Remember, we reported back in April that beginning July 1st, big changes in the reporting standards would take place, and this could potentially affect your credit score!
Here is a summary of the changes:
- First off, beginning July 1st, all civil judgement and public tax lien data that does not conform to the new reporting standards will be excluded by the three big credit bureaus. In a nutshell, unless the data includes an individual’s name, address, and either a social security number or date of birth, it will be excluded from credit reports. Further, this information must be physically verified every 90 days by making visits to courthouses. Simply because of logistics and economics, the majority of civil judgments will likely be excluded after this date. (If you have this type of information on your credit report, you may see a credit score increase of about 20 points.) Unfortunately, there is also a downside to this change.
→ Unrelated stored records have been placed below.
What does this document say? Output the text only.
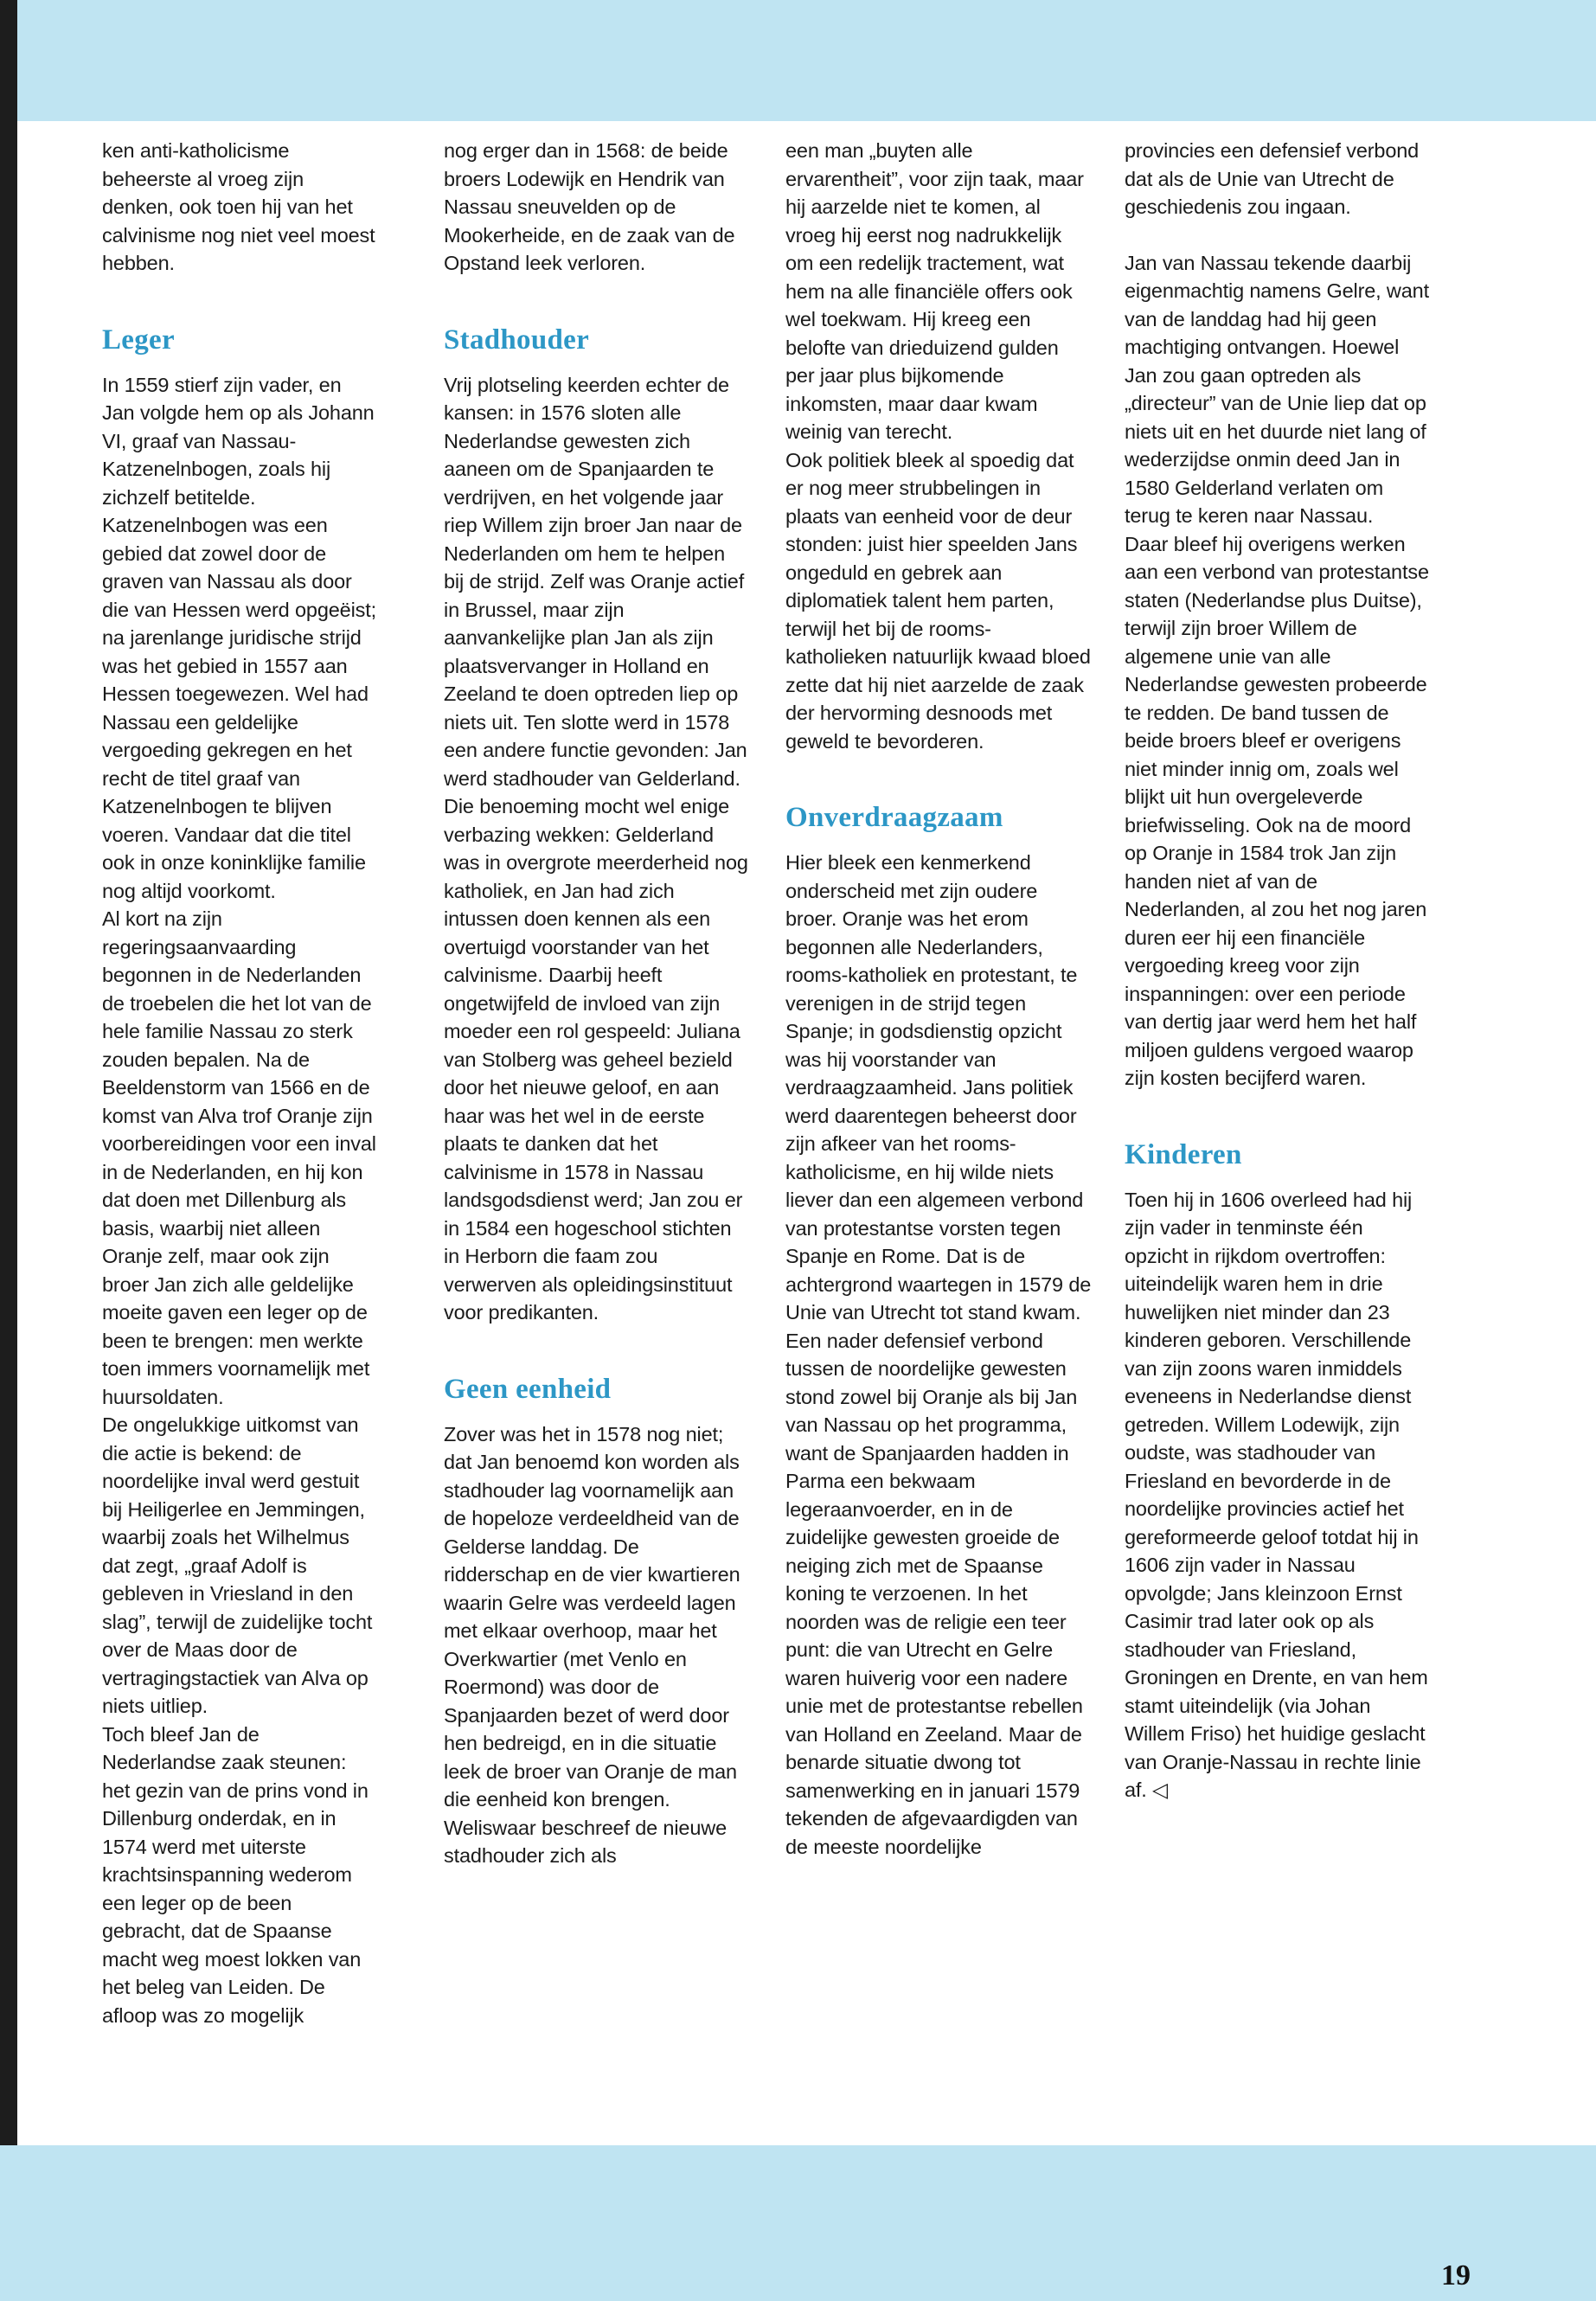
ken anti-katholicisme beheerste al vroeg zijn denken, ook toen hij van het calvinisme nog niet veel moest hebben.

Leger

In 1559 stierf zijn vader, en Jan volgde hem op als Johann VI, graaf van Nassau-Katzenelnbogen, zoals hij zichzelf betitelde.

Katzenelnbogen was een gebied dat zowel door de graven van Nassau als door die van Hessen werd opgeëist; na jarenlange juridische strijd was het gebied in 1557 aan Hessen toegewezen. Wel had Nassau een geldelijke vergoeding gekregen en het recht de titel graaf van Katzenelnbogen te blijven voeren. Vandaar dat die titel ook in onze koninklijke familie nog altijd voorkomt.

Al kort na zijn regeringsaanvaarding begonnen in de Nederlanden de troebelen die het lot van de hele familie Nassau zo sterk zouden bepalen. Na de Beeldenstorm van 1566 en de komst van Alva trof Oranje zijn voorbereidingen voor een inval in de Nederlanden, en hij kon dat doen met Dillenburg als basis, waarbij niet alleen Oranje zelf, maar ook zijn broer Jan zich alle geldelijke moeite gaven een leger op de been te brengen: men werkte toen immers voornamelijk met huursoldaten.

De ongelukkige uitkomst van die actie is bekend: de noordelijke inval werd gestuit bij Heiligerlee en Jemmingen, waarbij zoals het Wilhelmus dat zegt, „graaf Adolf is gebleven in Vriesland in den slag”, terwijl de zuidelijke tocht over de Maas door de vertragingstactiek van Alva op niets uitliep.

Toch bleef Jan de Nederlandse zaak steunen: het gezin van de prins vond in Dillenburg onderdak, en in 1574 werd met uiterste krachtsinspanning wederom een leger op de been gebracht, dat de Spaanse macht weg moest lokken van het beleg van Leiden. De afloop was zo mogelijk

nog erger dan in 1568: de beide broers Lodewijk en Hendrik van Nassau sneuvelden op de Mookerheide, en de zaak van de Opstand leek verloren.

Stadhouder

Vrij plotseling keerden echter de kansen: in 1576 sloten alle Nederlandse gewesten zich aaneen om de Spanjaarden te verdrijven, en het volgende jaar riep Willem zijn broer Jan naar de Nederlanden om hem te helpen bij de strijd. Zelf was Oranje actief in Brussel, maar zijn aanvankelijke plan Jan als zijn plaatsvervanger in Holland en Zeeland te doen optreden liep op niets uit. Ten slotte werd in 1578 een andere functie gevonden: Jan werd stadhouder van Gelderland.

Die benoeming mocht wel enige verbazing wekken: Gelderland was in overgrote meerderheid nog katholiek, en Jan had zich intussen doen kennen als een overtuigd voorstander van het calvinisme. Daarbij heeft ongetwijfeld de invloed van zijn moeder een rol gespeeld: Juliana van Stolberg was geheel bezield door het nieuwe geloof, en aan haar was het wel in de eerste plaats te danken dat het calvinisme in 1578 in Nassau landsgodsdienst werd; Jan zou er in 1584 een hogeschool stichten in Herborn die faam zou verwerven als opleidingsinstituut voor predikanten.

Geen eenheid

Zover was het in 1578 nog niet; dat Jan benoemd kon worden als stadhouder lag voornamelijk aan de hopeloze verdeeldheid van de Gelderse landdag. De ridderschap en de vier kwartieren waarin Gelre was verdeeld lagen met elkaar overhoop, maar het Overkwartier (met Venlo en Roermond) was door de Spanjaarden bezet of werd door hen bedreigd, en in die situatie leek de broer van Oranje de man die eenheid kon brengen.

Weliswaar beschreef de nieuwe stadhouder zich als

een man „buyten alle ervarentheit”, voor zijn taak, maar hij aarzelde niet te komen, al vroeg hij eerst nog nadrukkelijk om een redelijk tractement, wat hem na alle financiële offers ook wel toekwam. Hij kreeg een belofte van drieduizend gulden per jaar plus bijkomende inkomsten, maar daar kwam weinig van terecht.

Ook politiek bleek al spoedig dat er nog meer strubbelingen in plaats van eenheid voor de deur stonden: juist hier speelden Jans ongeduld en gebrek aan diplomatiek talent hem parten, terwijl het bij de rooms-katholieken natuurlijk kwaad bloed zette dat hij niet aarzelde de zaak der hervorming desnoods met geweld te bevorderen.

Onverdraagzaam

Hier bleek een kenmerkend onderscheid met zijn oudere broer. Oranje was het erom begonnen alle Nederlanders, rooms-katholiek en protestant, te verenigen in de strijd tegen Spanje; in godsdienstig opzicht was hij voorstander van verdraagzaamheid. Jans politiek werd daarentegen beheerst door zijn afkeer van het rooms-katholicisme, en hij wilde niets liever dan een algemeen verbond van protestantse vorsten tegen Spanje en Rome. Dat is de achtergrond waartegen in 1579 de Unie van Utrecht tot stand kwam.

Een nader defensief verbond tussen de noordelijke gewesten stond zowel bij Oranje als bij Jan van Nassau op het programma, want de Spanjaarden hadden in Parma een bekwaam legeraanvoerder, en in de zuidelijke gewesten groeide de neiging zich met de Spaanse koning te verzoenen. In het noorden was de religie een teer punt: die van Utrecht en Gelre waren huiverig voor een nadere unie met de protestantse rebellen van Holland en Zeeland. Maar de benarde situatie dwong tot samenwerking en in januari 1579 tekenden de afgevaardigden van de meeste noordelijke

provincies een defensief verbond dat als de Unie van Utrecht de geschiedenis zou ingaan.

Jan van Nassau tekende daarbij eigenmachtig namens Gelre, want van de landdag had hij geen machtiging ontvangen. Hoewel Jan zou gaan optreden als „directeur” van de Unie liep dat op niets uit en het duurde niet lang of wederzijdse onmin deed Jan in 1580 Gelderland verlaten om terug te keren naar Nassau.

Daar bleef hij overigens werken aan een verbond van protestantse staten (Nederlandse plus Duitse), terwijl zijn broer Willem de algemene unie van alle Nederlandse gewesten probeerde te redden. De band tussen de beide broers bleef er overigens niet minder innig om, zoals wel blijkt uit hun overgeleverde briefwisseling. Ook na de moord op Oranje in 1584 trok Jan zijn handen niet af van de Nederlanden, al zou het nog jaren duren eer hij een financiële vergoeding kreeg voor zijn inspanningen: over een periode van dertig jaar werd hem het half miljoen guldens vergoed waarop zijn kosten becijferd waren.

Kinderen

Toen hij in 1606 overleed had hij zijn vader in tenminste één opzicht in rijkdom overtroffen: uiteindelijk waren hem in drie huwelijken niet minder dan 23 kinderen geboren. Verschillende van zijn zoons waren inmiddels eveneens in Nederlandse dienst getreden. Willem Lodewijk, zijn oudste, was stadhouder van Friesland en bevorderde in de noordelijke provincies actief het gereformeerde geloof totdat hij in 1606 zijn vader in Nassau opvolgde; Jans kleinzoon Ernst Casimir trad later ook op als stadhouder van Friesland, Groningen en Drente, en van hem stamt uiteindelijk (via Johan Willem Friso) het huidige geslacht van Oranje-Nassau in rechte linie af. ◁

19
Mortgage lenders may be forced to due more “due diligence,” and if so, prospective homeowners could face additional costs, red tape, and so forth when they are trying to get approved for financing.
- Secondly, medical debts cannot be reported until 180 days after the date of delinquency. This will protect you in the event that insurance payments are delayed due to verification issues, questions, etc. And, once the bill is being paid or has been paid in full by insurance, any previously reported medical debt must be removed from credit reports.
- And finally, authorized user data must include the full date of birth for any newly added user to all existing and new credit card accounts.
So, if you haven’t checked your score, now is the time to do so!